Ascoltare il tributo ai Giurèn Giurèn: musicisti discreti, cantante che (oltre a non avere il fisìque du role per interpretare Simon Le Bon: ripassa quando sarai più sfatto) si difende sui pezzi ritmati ma piazza qualche intollerabile steccone sui lenti. Perdonarlo, pensando che in fondo anche Le Bon, quello vero, chissà quante stecche si concede in concerto – facendosi pagare per giunta. Poi, smettere di pensare: stai già ballando su Rio e Planet Earth.
 
Prendere da bere tra la fine del concerto e l’inizio del dj set di Andy dei Bluvertigo. Ricordare quanto era stata divertente l’altra volta che avevi ballato, nello stesso posto, sui dischi selezionati da questo Artista Completo: electro, funky, newwave e pop 80’s ma soprattutto tanto buon techno-pop come Dio comanda, senza più alcuna vergogna.
Gioire del fatto che l’ Artista Completo (polistrumentista, dj, produttore, videomaker, pittore, molto probabilmente anche parrucchiere di se stesso…) anche stasera è in ottima forma; rendersi conto che alla prima canzone suonata (Only dei Nine Inch Nails), complici un po’ l’entusiasmo per la scelta, un po’ l’effetto subitaneo del tuo maledetto Black Russian, sei già completamente  sciolto.
Scambiarsi col tuo amico, vecchio animale da dancefloor come te, gridolini divertiti al secondo pezzo, che è I’m Not Scared degli Eight Wonder, tanto per capirsi. A seguire, ballare sequenze micidiali di Human League, Yazoo, Heaven 17, Pet Shop Boys, Depeche, Goldfrapp, Deee-Lite, Bowie, Blondie, Spandau, INXS e così via. Guardare soddisfatto quegli altri due amici che non hai visto MAI ballare, ma stavolta si lasciano trascinare.
Salutare con piacere quel vecchio amico con cui hai perso i contatti nonostante la tua stima e affetto verso di lui (lo rivedi abbastanza spesso, a concerti e serate danzanti: evidentemente avete gusti musicali in comune).
Dispiacersi per il livello di superficialità a cui restano o si riducono certi rapporti, pensando che in parte (ma non solo) è colpa tua e di quelle stupide barriere che metti.
Dispiacersi ulteriormente perché non puoi chiedere al vecchio amico se quel ragazzo carino che balla nel suo gruppo è libero e del tuo “partito”.
Perdere completamente il controllo su True Faith. Con quella canzone ti succede sempre così, ti senti così straordinario.
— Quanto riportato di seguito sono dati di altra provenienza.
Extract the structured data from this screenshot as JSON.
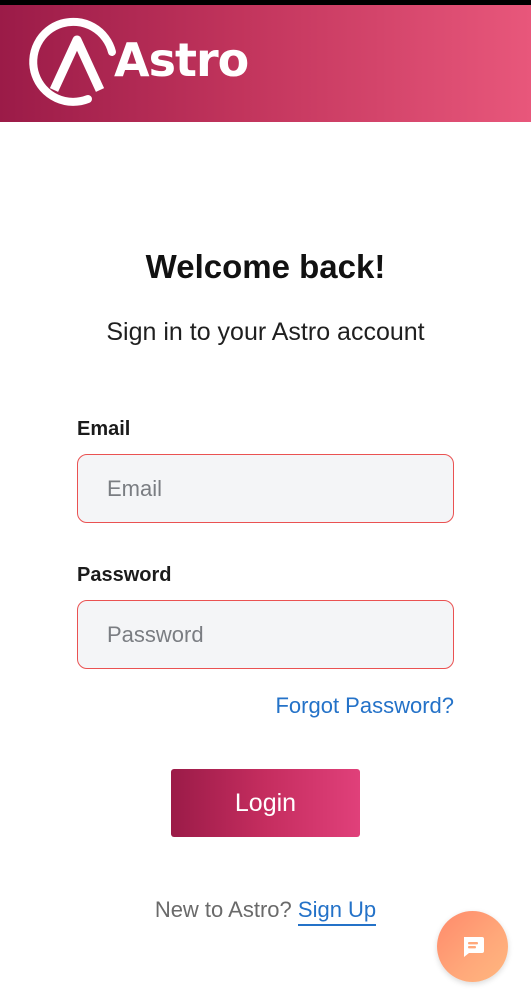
{
  "header": {
    "brand": "Astro",
    "colors": {
      "gradient_start": "#9b1b48",
      "gradient_end": "#e8577b"
    }
  },
  "welcome": {
    "title": "Welcome back!",
    "subtitle": "Sign in to your Astro account"
  },
  "form": {
    "email_label": "Email",
    "email_placeholder": "Email",
    "password_label": "Password",
    "password_placeholder": "Password",
    "forgot_password": "Forgot Password?",
    "login_button": "Login"
  },
  "signup": {
    "prompt": "New to Astro?",
    "link": "Sign Up"
  },
  "chat": {
    "icon": "chat-bubble-icon",
    "color": "#ff9a75"
  }
}
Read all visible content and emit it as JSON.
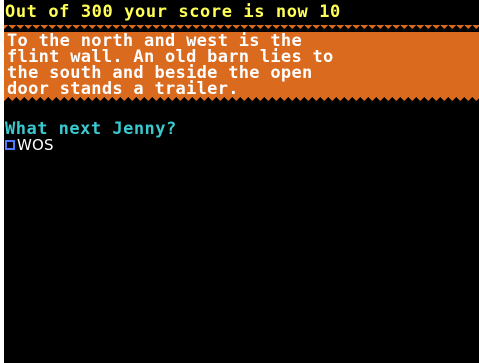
{
  "status": {
    "score_text": "Out of 300 your score is now 10"
  },
  "location": {
    "description_lines": [
      "To the north and west is the",
      "flint wall. An old barn lies to",
      "the south and beside the open",
      "door stands a trailer."
    ]
  },
  "prompt": {
    "text": "What next Jenny?"
  },
  "command_input": {
    "value": "WOS"
  },
  "colors": {
    "score": "#ffff55",
    "panel": "#d96a1e",
    "prompt": "#39c9cf",
    "cursor": "#4f7cff",
    "background": "#000000"
  }
}
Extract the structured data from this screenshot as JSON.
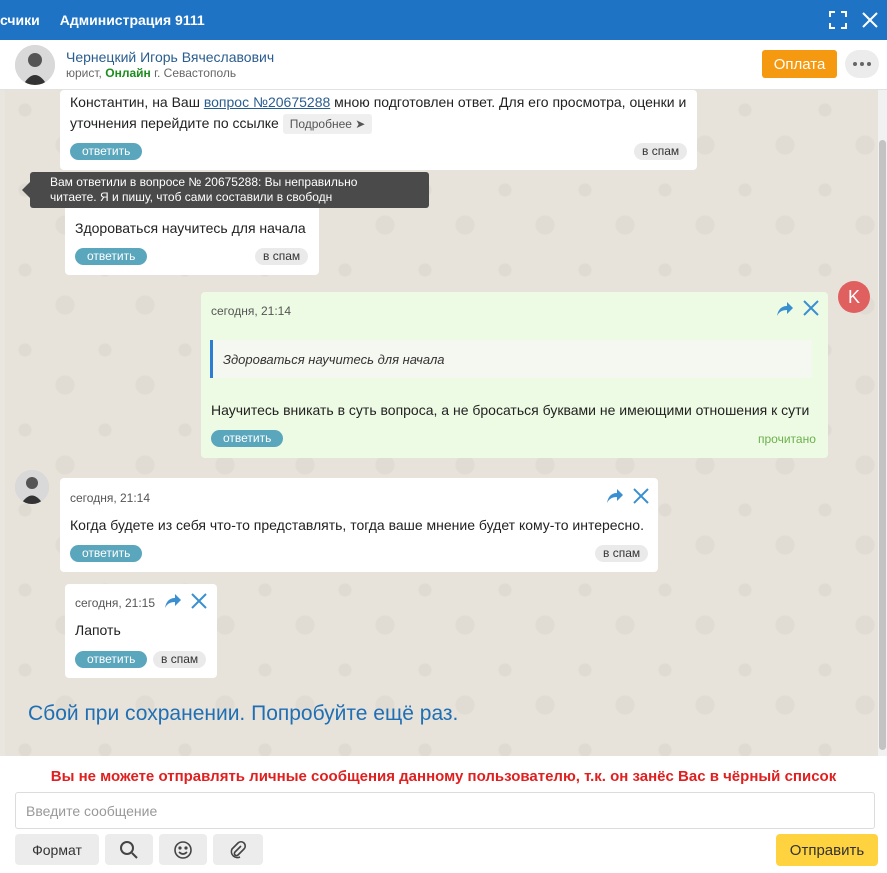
{
  "window": {
    "tabs": [
      "счики",
      "Администрация 9111"
    ]
  },
  "header": {
    "user_name": "Чернецкий Игорь Вячеславович",
    "role": "юрист,",
    "status": "Онлайн",
    "city": "г. Севастополь",
    "pay_label": "Оплата"
  },
  "messages": {
    "m1": {
      "text_before": "Константин, на Ваш ",
      "link": "вопрос №20675288",
      "text_after": " мною подготовлен ответ. Для его просмотра, оценки и уточнения перейдите по ссылке ",
      "more": "Подробнее ➤",
      "reply": "ответить",
      "spam": "в спам"
    },
    "tooltip": {
      "line1": "Вам ответили в вопросе № 20675288: Вы неправильно",
      "line2": "читаете. Я и пишу, чтоб сами составили в свободн"
    },
    "m2": {
      "text": "Здороваться научитесь для начала",
      "reply": "ответить",
      "spam": "в спам"
    },
    "m3": {
      "time": "сегодня, 21:14",
      "quote": "Здороваться научитесь для начала",
      "text": "Научитесь вникать в суть вопроса, а не бросаться буквами не имеющими отношения к сути",
      "reply": "ответить",
      "read": "прочитано",
      "avatar_letter": "K"
    },
    "m4": {
      "time": "сегодня, 21:14",
      "text": "Когда будете из себя что-то представлять, тогда ваше мнение будет кому-то интересно.",
      "reply": "ответить",
      "spam": "в спам"
    },
    "m5": {
      "time": "сегодня, 21:15",
      "text": "Лапоть",
      "reply": "ответить",
      "spam": "в спам"
    }
  },
  "error": "Сбой при сохранении. Попробуйте ещё раз.",
  "composer": {
    "blocked_notice": "Вы не можете отправлять личные сообщения данному пользователю, т.к. он занёс Вас в чёрный список",
    "placeholder": "Введите сообщение",
    "format_label": "Формат",
    "send_label": "Отправить"
  },
  "colors": {
    "topbar": "#1e73c4",
    "pay": "#f59a10",
    "send": "#ffd23f",
    "reply": "#5aa6bd",
    "blocked": "#e02020"
  }
}
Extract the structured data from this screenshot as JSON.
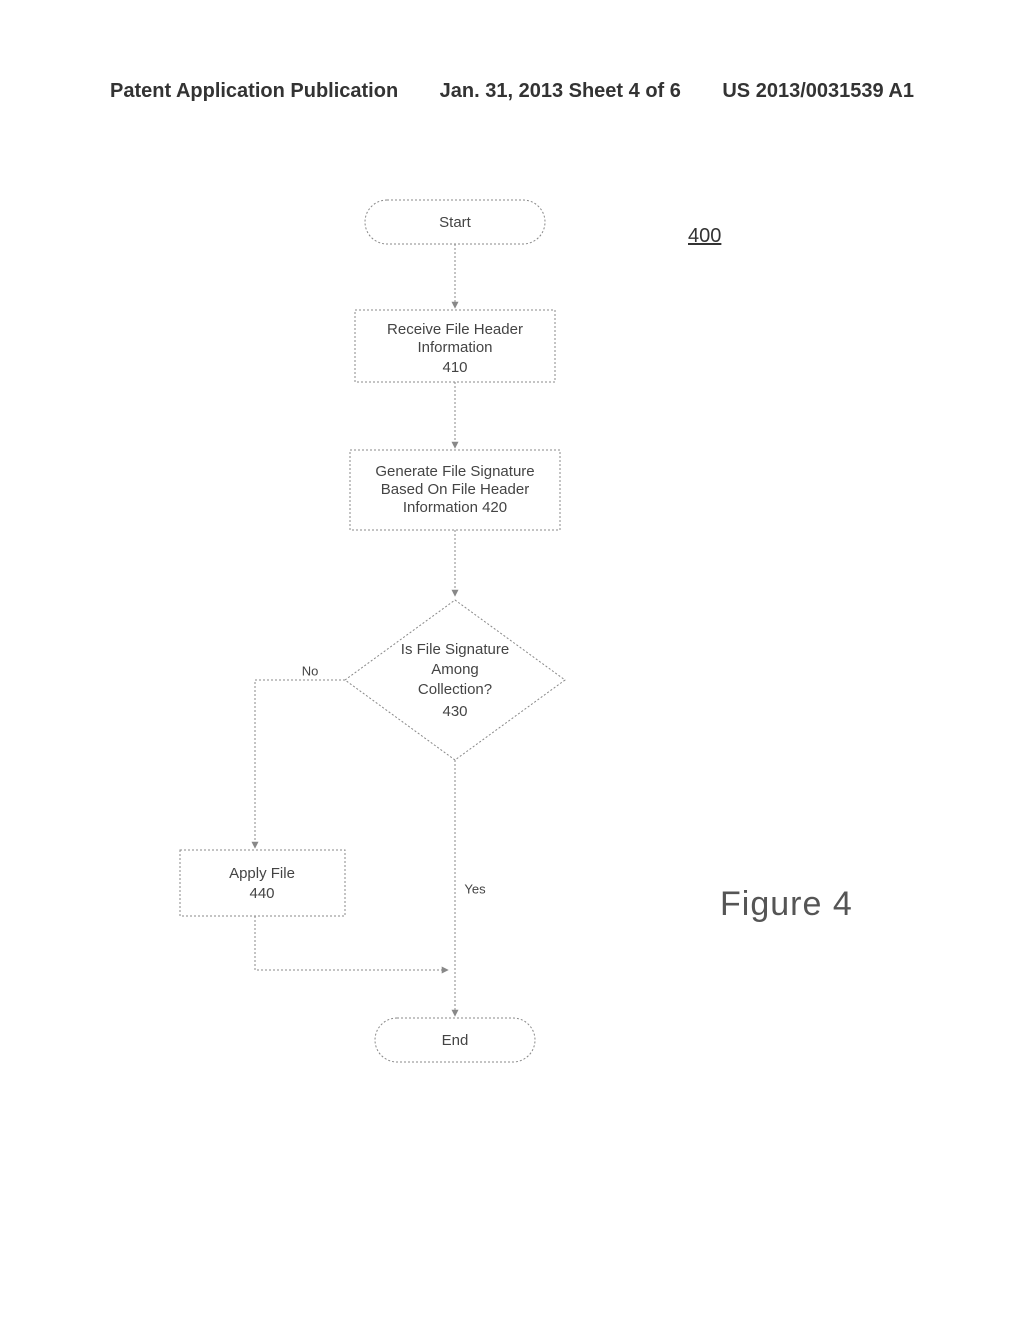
{
  "header": {
    "left": "Patent Application Publication",
    "center": "Jan. 31, 2013  Sheet 4 of 6",
    "right": "US 2013/0031539 A1"
  },
  "figure": {
    "reference": "400",
    "label": "Figure 4"
  },
  "chart_data": {
    "type": "flowchart",
    "title": "",
    "nodes": [
      {
        "id": "start",
        "type": "terminator",
        "label": "Start"
      },
      {
        "id": "n410",
        "type": "process",
        "label": "Receive File Header Information",
        "ref": "410"
      },
      {
        "id": "n420",
        "type": "process",
        "label": "Generate File Signature Based On File Header Information",
        "ref": "420"
      },
      {
        "id": "n430",
        "type": "decision",
        "label": "Is File Signature Among Collection?",
        "ref": "430"
      },
      {
        "id": "n440",
        "type": "process",
        "label": "Apply File",
        "ref": "440"
      },
      {
        "id": "end",
        "type": "terminator",
        "label": "End"
      }
    ],
    "edges": [
      {
        "from": "start",
        "to": "n410"
      },
      {
        "from": "n410",
        "to": "n420"
      },
      {
        "from": "n420",
        "to": "n430"
      },
      {
        "from": "n430",
        "to": "n440",
        "label": "No"
      },
      {
        "from": "n430",
        "to": "end",
        "label": "Yes"
      },
      {
        "from": "n440",
        "to": "end"
      }
    ]
  }
}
Nel delirio alcolico-danzereccio, teorizzare nella tua mente che per serate come questa, per momenti come questo, per quell’improvviso senso di libertà, forse vale la pena di sopportare tutto il resto.
Attaccare bottone a tarda serata (a freni inibitori ormai allentati dalla stanchezza e dalla musica trascinante), con una scusa idiota ma che permette di non compromettersi. Ricevere risposta laconica e poco incoraggiante. Ritirarsi con dignità. Constatare che, al solito, ad altre persone nel locale è andata meglio.
Fare quasi chiusura, come sempre.
 
Rincasare stremato, sempre accompagnato dalle melodie insieme dolci e sferzanti di Eco & Gli Uomini-Coniglietto.
Fissare su uno schermo, ancora con addosso l’eccitazione per la serata trascorsa, la bozza di questo post.
Ripromettersi di non utilizzare più in futuro per racconti del genere il metodo di accostare tante frasi col verbo all’infinito: va bene che non sei bravo a scrivere, ma questo è davvero un espediente troppo facile; inoltre temi seriamente di aver combinato dei disastri con le concordanze.
Darsi la buonanotte, un po’ più sereno.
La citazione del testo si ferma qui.